Malignant tumors are cellularly heterogeneous and cells of different differentiation have specific biological functions [29]. CSCs belong to a special category of tumor cells with self-renewal capacity and differentiation potential, and are generally recognized as playing a critical role in tumorigenesis, treatment sensitivity, metastasis and recurrence [30]. Liver CSCs exhibit a more proliferative phenotype and tumorigenicity and are linked to early recurrence and shorter survival time in HCC patients [31]. Previous studies indicated that dysregulation of glucose metabolism and cholesterol biosynthesis maintains the stemness properties of liver CSCs [32, 33], but it remains unknown whether reprogramming of aspartate metabolism regulates the stemness properties of HCC. In this study, we found stemness-related pathways, including Notch, Hedgehog and Wnt/β-catenin signaling, were active in the high-AMGS subgroup. Moreover, single-cell transcriptomics analysis revealed that in comparison with non-stem HCC cells, CAD was upregulated in liver CSCs. Previous studies suggested that CAD serves as a key regulator of glioblastoma stem cells [34], and aspartate accumulation could activate CAD signaling [10]. Importantly, we found that silencing CAD inhibited the spheroid formation and proliferation ability of HCC cells. Our findings provide evidence demonstrating that aspartate metabolism-related genes are associated with stemness-related pathways in liver CSCs, and targeting CAD could be a potential therapeutic approach for HCC.

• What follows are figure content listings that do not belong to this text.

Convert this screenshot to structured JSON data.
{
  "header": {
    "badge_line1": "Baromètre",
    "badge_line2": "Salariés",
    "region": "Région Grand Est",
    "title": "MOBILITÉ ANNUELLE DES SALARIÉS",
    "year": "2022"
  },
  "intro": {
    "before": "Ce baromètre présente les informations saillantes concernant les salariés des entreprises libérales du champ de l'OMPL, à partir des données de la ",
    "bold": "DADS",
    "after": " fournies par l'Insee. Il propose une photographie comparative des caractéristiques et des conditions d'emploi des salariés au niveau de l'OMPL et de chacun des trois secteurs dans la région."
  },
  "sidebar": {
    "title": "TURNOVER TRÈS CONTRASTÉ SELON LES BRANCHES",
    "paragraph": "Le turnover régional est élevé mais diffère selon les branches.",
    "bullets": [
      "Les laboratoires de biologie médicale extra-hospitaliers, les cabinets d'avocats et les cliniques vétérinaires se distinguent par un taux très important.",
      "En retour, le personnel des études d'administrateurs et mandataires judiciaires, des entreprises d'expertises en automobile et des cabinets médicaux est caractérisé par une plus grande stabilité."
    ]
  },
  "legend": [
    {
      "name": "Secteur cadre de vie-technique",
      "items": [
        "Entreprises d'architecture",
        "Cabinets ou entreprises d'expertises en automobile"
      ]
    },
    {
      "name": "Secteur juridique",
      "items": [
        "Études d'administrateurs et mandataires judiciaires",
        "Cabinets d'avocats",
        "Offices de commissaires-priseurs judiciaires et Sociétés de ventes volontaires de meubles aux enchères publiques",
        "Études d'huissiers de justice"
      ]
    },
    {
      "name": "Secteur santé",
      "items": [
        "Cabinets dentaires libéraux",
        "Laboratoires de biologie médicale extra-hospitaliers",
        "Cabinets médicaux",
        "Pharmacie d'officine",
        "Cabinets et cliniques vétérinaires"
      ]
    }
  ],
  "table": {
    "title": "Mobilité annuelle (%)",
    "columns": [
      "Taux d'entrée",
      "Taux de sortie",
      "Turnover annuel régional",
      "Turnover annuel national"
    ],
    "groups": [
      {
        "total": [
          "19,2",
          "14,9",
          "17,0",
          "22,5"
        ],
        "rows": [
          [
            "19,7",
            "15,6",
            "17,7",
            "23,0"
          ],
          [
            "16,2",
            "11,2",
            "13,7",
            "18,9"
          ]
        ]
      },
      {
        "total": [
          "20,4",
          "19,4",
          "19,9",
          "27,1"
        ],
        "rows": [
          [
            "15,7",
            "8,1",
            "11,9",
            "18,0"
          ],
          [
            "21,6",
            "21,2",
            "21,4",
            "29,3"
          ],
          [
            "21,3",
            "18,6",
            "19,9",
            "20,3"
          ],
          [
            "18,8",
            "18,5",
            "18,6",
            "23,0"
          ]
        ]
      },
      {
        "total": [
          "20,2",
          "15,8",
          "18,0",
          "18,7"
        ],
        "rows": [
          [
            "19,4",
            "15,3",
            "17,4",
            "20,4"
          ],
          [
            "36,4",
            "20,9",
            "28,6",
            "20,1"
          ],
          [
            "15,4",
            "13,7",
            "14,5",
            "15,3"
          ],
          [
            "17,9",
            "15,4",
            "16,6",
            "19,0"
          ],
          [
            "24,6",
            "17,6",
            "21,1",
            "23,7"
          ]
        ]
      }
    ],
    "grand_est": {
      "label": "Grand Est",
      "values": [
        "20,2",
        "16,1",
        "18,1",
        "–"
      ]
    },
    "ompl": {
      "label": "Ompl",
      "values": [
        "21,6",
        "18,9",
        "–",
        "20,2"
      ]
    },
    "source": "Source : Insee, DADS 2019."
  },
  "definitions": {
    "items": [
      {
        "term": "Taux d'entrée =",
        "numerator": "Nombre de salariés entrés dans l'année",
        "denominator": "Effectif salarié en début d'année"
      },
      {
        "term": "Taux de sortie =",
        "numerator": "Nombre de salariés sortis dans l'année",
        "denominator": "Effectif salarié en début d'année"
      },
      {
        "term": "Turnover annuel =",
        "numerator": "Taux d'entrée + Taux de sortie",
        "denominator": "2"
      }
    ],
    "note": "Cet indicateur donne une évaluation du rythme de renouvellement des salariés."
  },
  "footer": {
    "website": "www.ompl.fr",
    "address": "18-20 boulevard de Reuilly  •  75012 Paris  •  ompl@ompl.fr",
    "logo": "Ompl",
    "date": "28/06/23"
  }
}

Immune checkpoint inhibitors (ICIs) have shown significant efficacy in extending survival time of patients with advanced HCC [35], but only a small subset of patients respond positively to this treatment [36, 37]. One possible reason for this is that HCC has a suppressive TIME with increased infiltration of immunosuppressive cells such as Tregs and upregulated expression of multiple immune checkpoint molecules [38]. Aberrant tumor metabolism shapes the suppressive TIME [39], but the role of aspartate metabolism in this process is largely unknown. Herein, we found that high AMGS scores and high CAD expression were positively correlated with more Tregs infiltration, while low ASPA and GOT2 expression were linked to increased Tregs infiltration in HCC. Previous studies have revealed that increased intratumoral infiltration of Tregs was associated with unfavorable survival in HCC patients [40, 41], which partially explains the shorter patient OS in the high-AMGS subgroup. Additionally, we observed upregulation of immune checkpoint molecules, such as PDCD1, CTLA4, TIGIT and TIM3, in the high-AMGS subgroup, which have been implicated in poor response to ICIs and unfavorable patient prognosis in HCC [42,43,44,45]. Our findings suggest the potential association between aspartate metabolism-related genes and the suppressive TIME of HCC, providing a novel perspective for investigating mechanisms of aspartate metabolic reprogramming in molding the TIME of HCC.

Conclusions

In conclusion, our study presents a novel AMGS that effectively predicts the prognosis of HCC patients. Bulk mRNA-seq and scRNA-seq analyses suggest a potential association between aspartate metabolism-related genes and the activation of stemness-related pathways, shaping of the suppressive immune microenvironment. In addition, CAD knockdown inhibits the proliferation and stemness properties of HCC cells. Our study provides a clue for the identification of novel biomarkers and therapeutic targets for HCC.